Intervista
16 Gennaio 2023 L’intelligenza artificiale sta entrando rapidamente nel mondo sanitario. Gli ambiti di applicazione sono sempre più vasti e ricchi, «come supporto nell’identificazione della diagnosi, del trattamento più idoneo o nell’analisi e il test di modelli organizzativi per fornire indicazioni sui miglioramenti da adottare». Parla così a Sanità33 Gabriella Pravettoni
L’intelligenza artificiale sta entrando rapidamente nel mondo sanitario. Gli ambiti di applicazione sono sempre più vasti e ricchi, «come supporto nell’identificazione della diagnosi, del trattamento più idoneo o nell’analisi e il test di modelli organizzativi per fornire indicazioni sui miglioramenti da adottare». Parla così a Sanità33 Gabriella Pravettoni, Docente di Psicologia Cognitiva e delle Decisioni presso l’Università Statale di Milano, Direttore del Dipartimento di Oncologia ed Emato-oncologia (DIPO), UNIMI, Direttore della Divisione di Psiconcologia: Applied Research Division for Cognitive and Psychological Science dell'Istituto Europeo di Oncologia, Milano; illustrando i punti salienti del suo contributo al volume “I dati. Il futuro della Sanità. Strumenti per una reale innovazione”, realizzata da Fondazione Roche, con il supporto di Edra S.p.A.

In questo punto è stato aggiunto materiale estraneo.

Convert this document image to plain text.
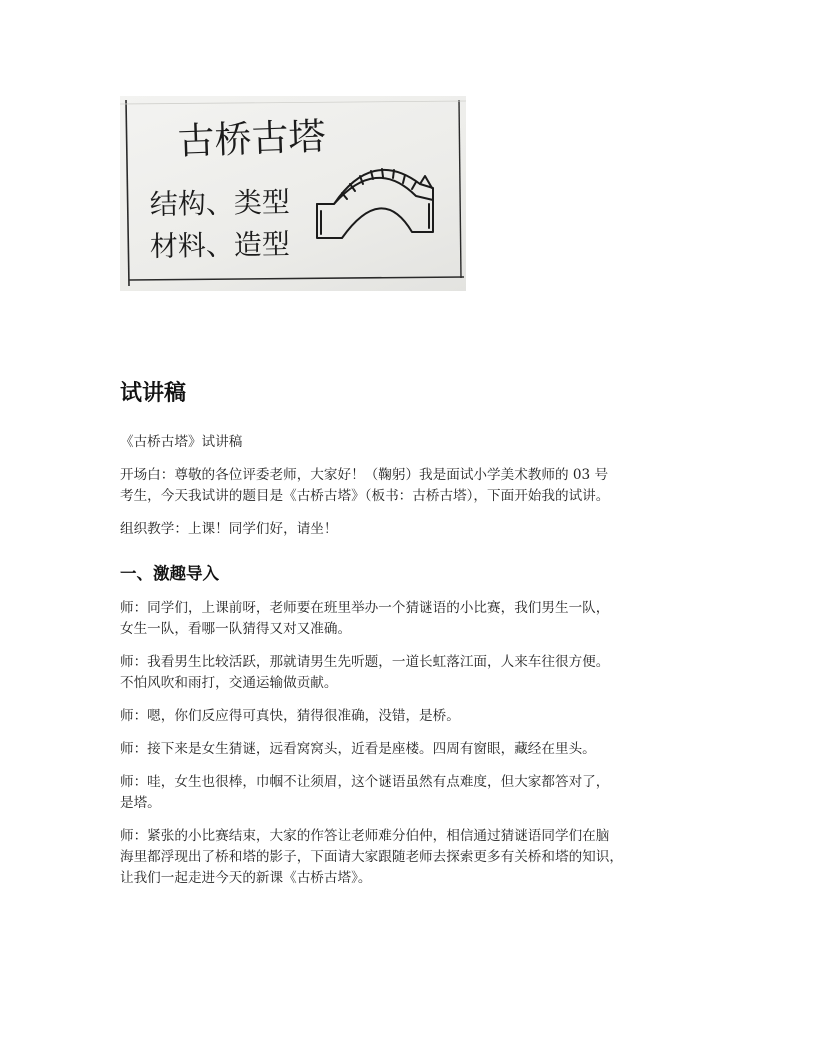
古桥古塔
结构、类型
材料、造型
试讲稿

《古桥古塔》试讲稿

开场白：尊敬的各位评委老师，大家好！（鞠躬）我是面试小学美术教师的 03 号
考生，今天我试讲的题目是《古桥古塔》（板书：古桥古塔），下面开始我的试讲。

组织教学：上课！同学们好，请坐！

一、激趣导入

师：同学们，上课前呀，老师要在班里举办一个猜谜语的小比赛，我们男生一队，
女生一队，看哪一队猜得又对又准确。

师：我看男生比较活跃，那就请男生先听题，一道长虹落江面，人来车往很方便。
不怕风吹和雨打，交通运输做贡献。

师：嗯，你们反应得可真快，猜得很准确，没错，是桥。

师：接下来是女生猜谜，远看窝窝头，近看是座楼。四周有窗眼，藏经在里头。

师：哇，女生也很棒，巾帼不让须眉，这个谜语虽然有点难度，但大家都答对了，
是塔。

师：紧张的小比赛结束，大家的作答让老师难分伯仲，相信通过猜谜语同学们在脑
海里都浮现出了桥和塔的影子，下面请大家跟随老师去探索更多有关桥和塔的知识，
让我们一起走进今天的新课《古桥古塔》。
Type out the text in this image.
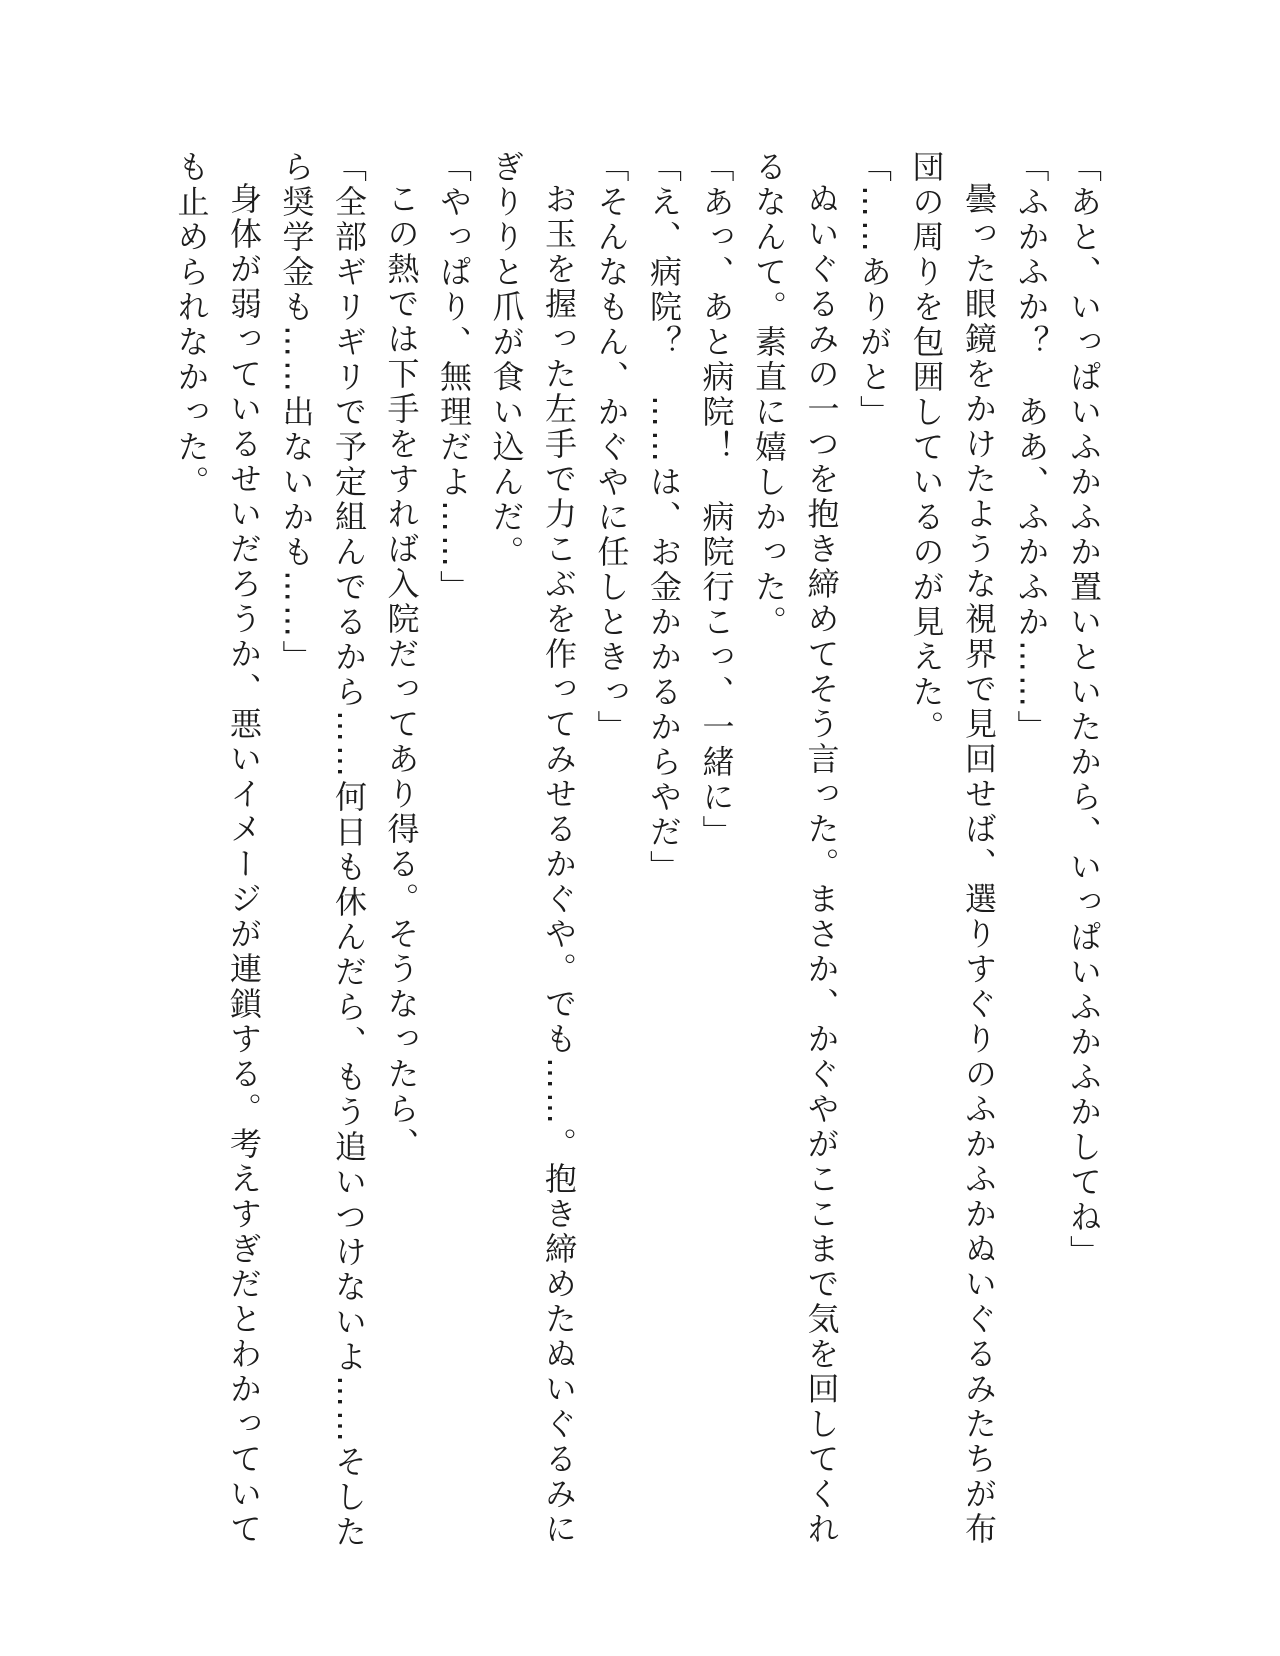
「あと、いっぱいふかふか置いといたから、いっぱいふかふかしてね」

「ふかふか？　ああ、ふかふか……」

曇った眼鏡をかけたような視界で見回せば、選りすぐりのふかふかぬいぐるみたちが布団の周りを包囲しているのが見えた。

「……ありがと」

ぬいぐるみの一つを抱き締めてそう言った。まさか、かぐやがここまで気を回してくれるなんて。素直に嬉しかった。

「あっ、あと病院！　病院行こっ、一緒に」

「え、病院？　……は、お金かかるからやだ」

「そんなもん、かぐやに任しときっ」

お玉を握った左手で力こぶを作ってみせるかぐや。でも……。抱き締めたぬいぐるみにぎりりと爪が食い込んだ。

「やっぱり、無理だよ……」

この熱では下手をすれば入院だってあり得る。そうなったら、

「全部ギリギリで予定組んでるから……何日も休んだら、もう追いつけないよ……そしたら奨学金も……出ないかも……」

身体が弱っているせいだろうか、悪いイメージが連鎖する。考えすぎだとわかっていても止められなかった。
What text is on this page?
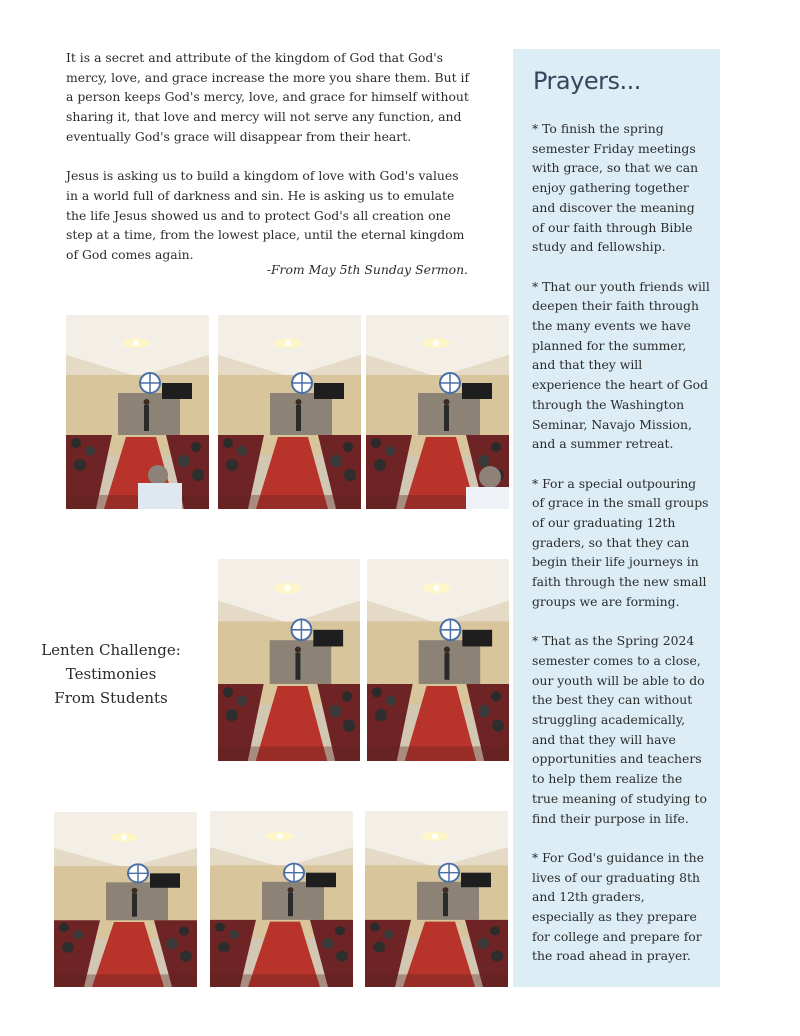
It is a secret and attribute of the kingdom of God that God's mercy, love, and grace increase the more you share them. But if a person keeps God's mercy, love, and grace for himself without sharing it, that love and mercy will not serve any function, and eventually God's grace will disappear from their heart.

Jesus is asking us to build a kingdom of love with God's values in a world full of darkness and sin. He is asking us to emulate the life Jesus showed us and to protect God's all creation one step at a time, from the lowest place, until the eternal kingdom of God comes again.

-From May 5th Sunday Sermon.
Prayers...

* To finish the spring semester Friday meetings with grace, so that we can enjoy gathering together and discover the meaning of our faith through Bible study and fellowship.

* That our youth friends will deepen their faith through the many events we have planned for the summer, and that they will experience the heart of God through the Washington Seminar, Navajo Mission, and a summer retreat.

* For a special outpouring of grace in the small groups of our graduating 12th graders, so that they can begin their life journeys in faith through the new small groups we are forming.

* That as the Spring 2024 semester comes to a close, our youth will be able to do the best they can without struggling academically, and that they will have opportunities and teachers to help them realize the true meaning of studying to find their purpose in life.

* For God's guidance in the lives of our graduating 8th and 12th graders, especially as they prepare for college and prepare for the road ahead in prayer.

Lenten Challenge:
Testimonies
From Students
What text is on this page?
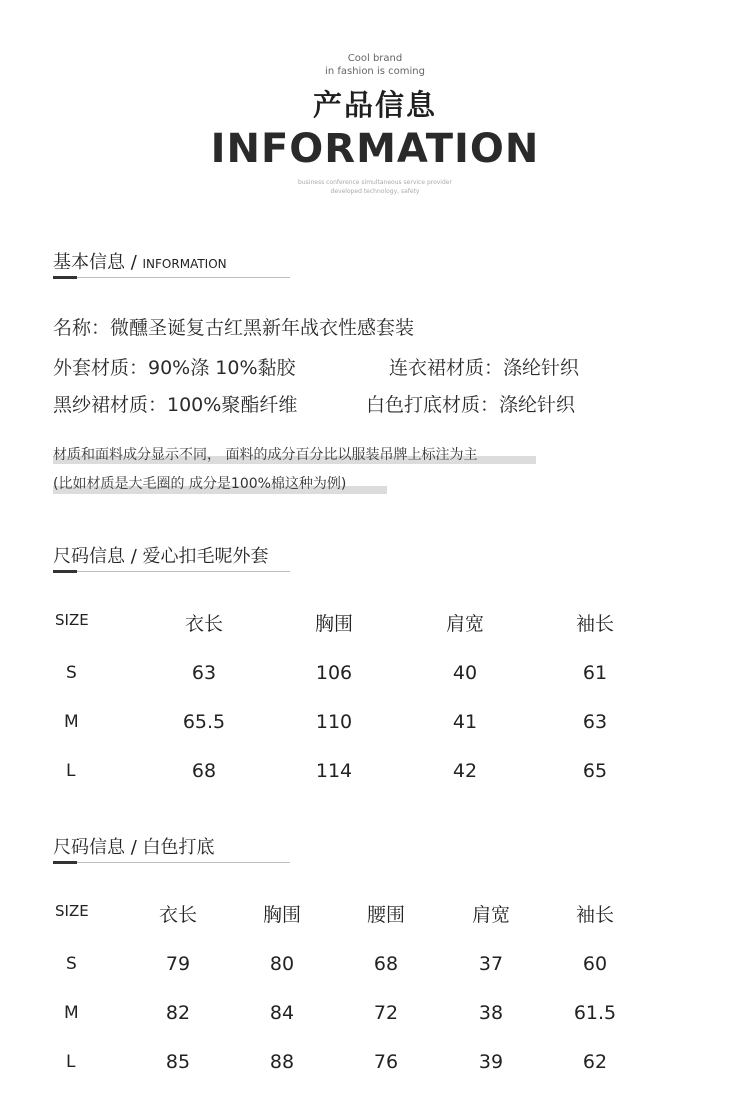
Cool brand
in fashion is coming
产品信息
INFORMATION
business conference simultaneous service provider
developed technology, safety
基本信息 / INFORMATION
名称：微醺圣诞复古红黑新年战衣性感套装
外套材质：90%涤 10%黏胶	连衣裙材质：涤纶针织
黑纱裙材质：100%聚酯纤维	白色打底材质：涤纶针织
材质和面料成分显示不同， 面料的成分百分比以服装吊牌上标注为主
(比如材质是大毛圈的 成分是100%棉这种为例)
尺码信息 / 爱心扣毛呢外套
SIZE	衣长	胸围	肩宽	袖长
S	63	106	40	61
M	65.5	110	41	63
L	68	114	42	65
尺码信息 / 白色打底
SIZE	衣长	胸围	腰围	肩宽	袖长
S	79	80	68	37	60
M	82	84	72	38	61.5
L	85	88	76	39	62
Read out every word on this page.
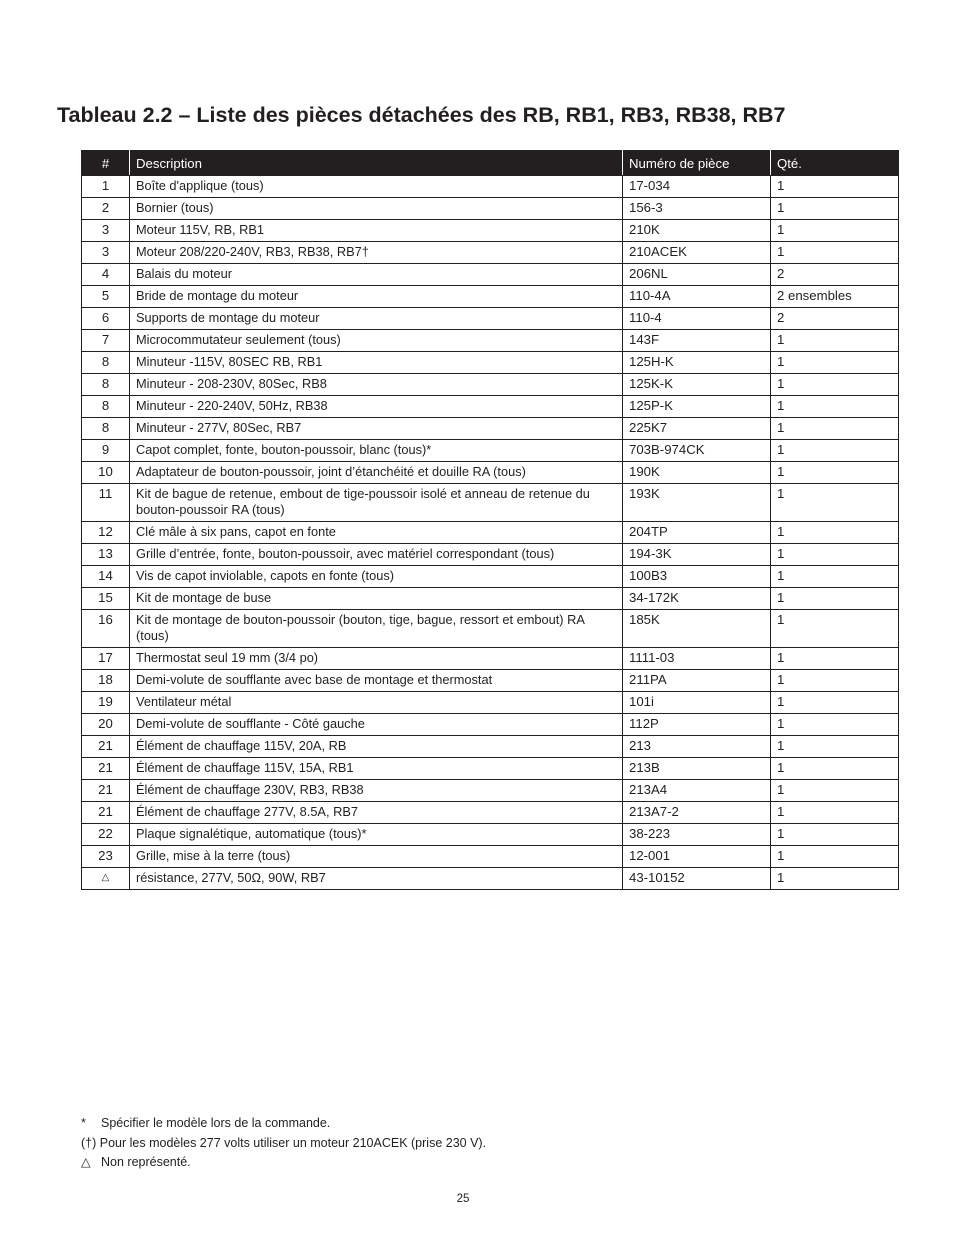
Tableau 2.2 – Liste des pièces détachées des RB, RB1, RB3, RB38, RB7
#	Description	Numéro de pièce	Qté.
1	Boîte d'applique (tous)	17-034	1
2	Bornier (tous)	156-3	1
3	Moteur 115V, RB, RB1	210K	1
3	Moteur 208/220-240V, RB3, RB38, RB7†	210ACEK	1
4	Balais du moteur	206NL	2
5	Bride de montage du moteur	110-4A	2 ensembles
6	Supports de montage du moteur	110-4	2
7	Microcommutateur seulement (tous)	143F	1
8	Minuteur -115V, 80SEC RB, RB1	125H-K	1
8	Minuteur - 208-230V, 80Sec, RB8	125K-K	1
8	Minuteur - 220-240V, 50Hz, RB38	125P-K	1
8	Minuteur - 277V, 80Sec, RB7	225K7	1
9	Capot complet, fonte, bouton-poussoir, blanc (tous)*	703B-974CK	1
10	Adaptateur de bouton-poussoir, joint d’étanchéité et douille RA (tous)	190K	1
11	Kit de bague de retenue, embout de tige-poussoir isolé et anneau de retenue du bouton-poussoir RA (tous)	193K	1
12	Clé mâle à six pans, capot en fonte	204TP	1
13	Grille d’entrée, fonte, bouton-poussoir, avec matériel correspondant (tous)	194-3K	1
14	Vis de capot inviolable, capots en fonte (tous)	100B3	1
15	Kit de montage de buse	34-172K	1
16	Kit de montage de bouton-poussoir (bouton, tige, bague, ressort et embout) RA (tous)	185K	1
17	Thermostat seul 19 mm (3/4 po)	1111-03	1
18	Demi-volute de soufflante avec base de montage et thermostat	211PA	1
19	Ventilateur métal	101i	1
20	Demi-volute de soufflante - Côté gauche	112P	1
21	Élément de chauffage 115V, 20A, RB	213	1
21	Élément de chauffage 115V, 15A, RB1	213B	1
21	Élément de chauffage 230V, RB3, RB38	213A4	1
21	Élément de chauffage 277V, 8.5A, RB7	213A7-2	1
22	Plaque signalétique, automatique (tous)*	38-223	1
23	Grille, mise à la terre (tous)	12-001	1
△	résistance, 277V, 50Ω, 90W, RB7	43-10152	1
*	Spécifier le modèle lors de la commande.
(†) Pour les modèles 277 volts utiliser un moteur 210ACEK (prise 230 V).
△ Non représenté.
25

Pravettoni illustra i vantaggi e i rischi di questo nuovo scenario. «I vantaggi sono di tutta evidenza: avremmo sempre maggiore precisione, sempre più una medicina che risponderà a quella persona, a quel paziente e non ad un’area in cui statisticamente possiamo parlare di pazienti che hanno quella certa patologia ma quel paziente che ha bisogno esattamente di quella cura», spiega. «È molto importante l'utilizzo dei Big data, dell'intelligenza artificiale per arrivare ad essere sempre più precisi. L’innovazione – dichiara - non deve essere pensata solo come il futuro ma dobbiamo far sì che sia presto il presente perché ci permetterà di curare molto meglio i nostri pazienti a qualsiasi livello». Tutto ciò rappresenta un vantaggio non solo per il medico ma anche per il paziente perché «vengono curati meglio e in modo più appropriato e più preciso». Lo svantaggio, per Pravettoni, riguarda «la comunicazione» che sta «cambiando». È importante, quindi, integrare l’intelligenza artificiale a quella emotiva. «L’intelligenza emotiva è la capacità di riconoscere, regolare e gestire le proprie emozioni e di connettersi emotivamente con l’altro. Questa competenza acquista ancora più importanza in un contesto di cura e malattia, dove la sofferenza, il dolore e il lutto possono esporre le persone a un elevato carico di emozioni», dichiara l’esperta.
In questo momento, per arrivare a questa integrazione ciò che manca è «legato a una tematica psicologico che è la resistenza al cambiamento». Nello specifico, «se noi impariamo le cose in un certo modo, quando ci rappresentiamo, il nostro operato va in una cornice e noi facciamo delle azioni e abbiamo un adattamento. L'adattamento alla nostra realtà fa sì che ci sentiamo più sicuri e lavoriamo meglio. Invece ci sembra difficile e abbiamo sempre un po' una resistenza al cambiamento, anche per protezione. Questo è il tema su cui invece dobbiamo lavorare – osserva - Questo è quello che manca veramente perché quando si impara qualcosa e si riesce a portarla nell’utilizzo quotidiano, l'adeguatezza della risposta che noi diamo ai nostri pazienti sarà sicuramente maggiore».